# Double-slit/Kinetic Energy

1. Apr 2, 2009

### dcramps

1. The problem statement, all variables and given/known data
A double-slit interference experiment is performed with photons of energy Eγ. The same pair of slits is then used for an experiment with electrons. What is the kinetic energy of the electrons if the interference pattern is the same as for the photons (that is, the spacing between maxima is the same)? Express your answer in terms of Eγ, me (electron mass), and c (speed of light).

2. Relevant equations

3. The attempt at a solution
I really hate to do this, but I have absolutely no idea what it is asking me here or how to do it.
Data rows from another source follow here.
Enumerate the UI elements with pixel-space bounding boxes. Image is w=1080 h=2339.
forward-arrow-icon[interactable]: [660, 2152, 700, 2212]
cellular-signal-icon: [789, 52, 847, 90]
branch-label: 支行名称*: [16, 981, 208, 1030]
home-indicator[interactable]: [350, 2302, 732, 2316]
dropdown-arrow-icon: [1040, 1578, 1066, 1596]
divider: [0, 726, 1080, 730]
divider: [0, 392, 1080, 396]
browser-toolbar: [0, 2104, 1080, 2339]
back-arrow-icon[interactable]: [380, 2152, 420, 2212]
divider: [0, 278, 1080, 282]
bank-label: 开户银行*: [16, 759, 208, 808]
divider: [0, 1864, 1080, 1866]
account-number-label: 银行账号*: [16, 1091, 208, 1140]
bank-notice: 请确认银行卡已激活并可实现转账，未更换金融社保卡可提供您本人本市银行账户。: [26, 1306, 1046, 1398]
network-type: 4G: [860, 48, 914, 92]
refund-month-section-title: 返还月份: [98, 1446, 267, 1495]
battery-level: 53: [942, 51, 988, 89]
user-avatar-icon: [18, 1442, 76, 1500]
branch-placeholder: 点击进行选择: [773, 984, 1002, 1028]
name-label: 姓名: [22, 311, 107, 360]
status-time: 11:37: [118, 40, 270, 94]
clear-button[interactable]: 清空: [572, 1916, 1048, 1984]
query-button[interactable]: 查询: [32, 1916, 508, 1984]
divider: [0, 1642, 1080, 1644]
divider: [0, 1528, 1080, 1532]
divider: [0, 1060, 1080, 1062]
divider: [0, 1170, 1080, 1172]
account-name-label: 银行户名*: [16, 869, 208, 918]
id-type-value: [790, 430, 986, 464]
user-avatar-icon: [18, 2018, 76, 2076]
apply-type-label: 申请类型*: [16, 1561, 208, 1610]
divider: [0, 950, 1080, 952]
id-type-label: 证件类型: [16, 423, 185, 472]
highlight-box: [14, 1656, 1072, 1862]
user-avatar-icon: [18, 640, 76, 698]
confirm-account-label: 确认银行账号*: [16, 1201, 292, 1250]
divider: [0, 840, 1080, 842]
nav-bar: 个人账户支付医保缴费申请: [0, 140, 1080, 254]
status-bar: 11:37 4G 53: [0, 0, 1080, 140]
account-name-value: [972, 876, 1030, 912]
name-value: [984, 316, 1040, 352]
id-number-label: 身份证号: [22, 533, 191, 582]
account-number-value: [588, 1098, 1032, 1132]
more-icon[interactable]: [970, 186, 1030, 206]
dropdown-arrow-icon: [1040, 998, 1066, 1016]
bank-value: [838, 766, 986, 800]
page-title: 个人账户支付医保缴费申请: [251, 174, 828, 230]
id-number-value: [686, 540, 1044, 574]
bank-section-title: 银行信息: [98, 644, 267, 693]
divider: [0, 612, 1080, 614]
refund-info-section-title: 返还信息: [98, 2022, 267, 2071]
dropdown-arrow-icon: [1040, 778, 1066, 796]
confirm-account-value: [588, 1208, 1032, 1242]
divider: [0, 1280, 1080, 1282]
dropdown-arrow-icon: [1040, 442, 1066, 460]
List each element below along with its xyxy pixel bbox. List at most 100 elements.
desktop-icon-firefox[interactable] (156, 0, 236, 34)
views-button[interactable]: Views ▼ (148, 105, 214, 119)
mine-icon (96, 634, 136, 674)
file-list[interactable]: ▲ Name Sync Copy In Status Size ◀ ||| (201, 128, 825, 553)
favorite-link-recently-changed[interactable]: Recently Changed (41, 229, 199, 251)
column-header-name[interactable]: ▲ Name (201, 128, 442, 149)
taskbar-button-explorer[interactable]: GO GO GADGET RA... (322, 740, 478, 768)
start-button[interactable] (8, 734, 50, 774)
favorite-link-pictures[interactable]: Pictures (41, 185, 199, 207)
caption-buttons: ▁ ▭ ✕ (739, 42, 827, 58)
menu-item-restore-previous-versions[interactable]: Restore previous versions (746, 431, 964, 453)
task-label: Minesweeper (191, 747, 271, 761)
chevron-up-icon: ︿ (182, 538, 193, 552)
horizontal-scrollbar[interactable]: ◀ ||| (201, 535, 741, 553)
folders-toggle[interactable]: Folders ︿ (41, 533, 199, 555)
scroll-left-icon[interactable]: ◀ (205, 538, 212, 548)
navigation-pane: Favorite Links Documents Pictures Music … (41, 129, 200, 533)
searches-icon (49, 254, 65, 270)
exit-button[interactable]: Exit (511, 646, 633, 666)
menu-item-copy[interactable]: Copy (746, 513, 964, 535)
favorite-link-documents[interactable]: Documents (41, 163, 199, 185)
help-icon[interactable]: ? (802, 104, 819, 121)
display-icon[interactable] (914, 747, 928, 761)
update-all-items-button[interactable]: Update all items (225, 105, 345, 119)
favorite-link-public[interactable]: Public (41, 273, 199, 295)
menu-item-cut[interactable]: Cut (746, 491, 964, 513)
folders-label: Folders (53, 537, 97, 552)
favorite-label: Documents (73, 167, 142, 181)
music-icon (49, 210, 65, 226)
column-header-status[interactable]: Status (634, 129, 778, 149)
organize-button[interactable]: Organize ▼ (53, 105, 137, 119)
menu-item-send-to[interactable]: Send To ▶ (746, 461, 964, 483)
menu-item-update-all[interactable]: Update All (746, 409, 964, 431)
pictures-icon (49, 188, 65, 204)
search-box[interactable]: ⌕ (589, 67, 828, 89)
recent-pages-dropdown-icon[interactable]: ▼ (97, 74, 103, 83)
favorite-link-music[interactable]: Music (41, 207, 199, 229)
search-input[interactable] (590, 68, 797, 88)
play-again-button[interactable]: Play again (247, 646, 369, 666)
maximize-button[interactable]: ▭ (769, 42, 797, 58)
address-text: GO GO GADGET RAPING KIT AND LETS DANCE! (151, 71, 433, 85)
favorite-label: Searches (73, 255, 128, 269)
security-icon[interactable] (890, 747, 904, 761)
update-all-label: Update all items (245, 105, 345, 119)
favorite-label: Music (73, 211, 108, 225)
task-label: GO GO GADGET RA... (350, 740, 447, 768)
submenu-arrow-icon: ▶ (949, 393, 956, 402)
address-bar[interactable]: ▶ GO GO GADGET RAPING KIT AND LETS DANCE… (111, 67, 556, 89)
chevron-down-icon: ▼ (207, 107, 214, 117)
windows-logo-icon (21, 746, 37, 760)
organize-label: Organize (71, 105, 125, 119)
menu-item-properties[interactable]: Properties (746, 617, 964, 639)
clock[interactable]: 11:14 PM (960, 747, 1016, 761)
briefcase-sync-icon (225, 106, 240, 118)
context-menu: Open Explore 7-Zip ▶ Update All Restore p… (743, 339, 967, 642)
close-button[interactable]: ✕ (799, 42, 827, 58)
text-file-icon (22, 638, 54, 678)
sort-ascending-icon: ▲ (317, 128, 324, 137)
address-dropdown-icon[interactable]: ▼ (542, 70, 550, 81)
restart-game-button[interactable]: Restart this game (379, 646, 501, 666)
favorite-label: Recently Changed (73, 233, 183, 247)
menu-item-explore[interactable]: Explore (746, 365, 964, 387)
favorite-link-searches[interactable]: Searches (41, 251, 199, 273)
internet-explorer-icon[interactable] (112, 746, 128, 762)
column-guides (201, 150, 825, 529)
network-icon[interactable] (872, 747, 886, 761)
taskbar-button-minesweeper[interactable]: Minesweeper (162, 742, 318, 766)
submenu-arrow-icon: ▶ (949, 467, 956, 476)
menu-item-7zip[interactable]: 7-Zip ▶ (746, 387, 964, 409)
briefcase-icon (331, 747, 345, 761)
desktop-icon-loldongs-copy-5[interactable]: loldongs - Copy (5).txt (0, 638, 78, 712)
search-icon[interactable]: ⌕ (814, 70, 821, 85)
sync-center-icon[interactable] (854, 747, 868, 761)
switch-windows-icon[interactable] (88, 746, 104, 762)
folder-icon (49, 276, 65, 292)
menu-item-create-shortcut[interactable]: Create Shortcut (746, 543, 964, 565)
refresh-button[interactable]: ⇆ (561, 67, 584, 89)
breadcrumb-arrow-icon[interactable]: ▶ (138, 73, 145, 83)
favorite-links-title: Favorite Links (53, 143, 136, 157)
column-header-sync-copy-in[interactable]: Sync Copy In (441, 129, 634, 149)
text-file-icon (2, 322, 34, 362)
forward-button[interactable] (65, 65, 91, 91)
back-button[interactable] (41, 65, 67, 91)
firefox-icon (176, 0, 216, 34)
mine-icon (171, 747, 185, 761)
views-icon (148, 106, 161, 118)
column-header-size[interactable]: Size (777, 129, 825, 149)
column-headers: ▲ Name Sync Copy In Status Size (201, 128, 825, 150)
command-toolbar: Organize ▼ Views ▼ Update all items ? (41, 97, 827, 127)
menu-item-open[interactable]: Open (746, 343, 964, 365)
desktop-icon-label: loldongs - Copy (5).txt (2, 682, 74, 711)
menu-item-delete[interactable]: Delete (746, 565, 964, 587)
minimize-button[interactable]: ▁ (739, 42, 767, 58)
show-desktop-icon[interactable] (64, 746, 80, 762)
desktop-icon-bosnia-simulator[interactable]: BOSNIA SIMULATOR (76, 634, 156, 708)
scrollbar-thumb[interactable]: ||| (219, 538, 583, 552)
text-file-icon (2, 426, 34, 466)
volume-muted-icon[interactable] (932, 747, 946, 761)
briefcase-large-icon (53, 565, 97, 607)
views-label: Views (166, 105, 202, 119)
How does using photons and electrons change the outcome? I am unsure how to calculate the kinetic energy...do I modify the dsinΘ=mλ equation somehow?

I am really lost here!

2. Apr 2, 2009

### rl.bhat

Energy of photon = hc/lambda. hence lambda(p) = hc/Ey
For electrons lambda(e) = h/mv = h/(2mEe)^1/2
Equate lambda(p) and lambda(e) and solve for Ee

3. Apr 2, 2009

### dcramps

For electrons, that's the de Broglie wavelength, correct? I had just happened across that in my notes, but didn't get so far as to change momentum to (2mEe)1/2

Thank you for responding at such a late hour >_< I was not expecting such a quick reply!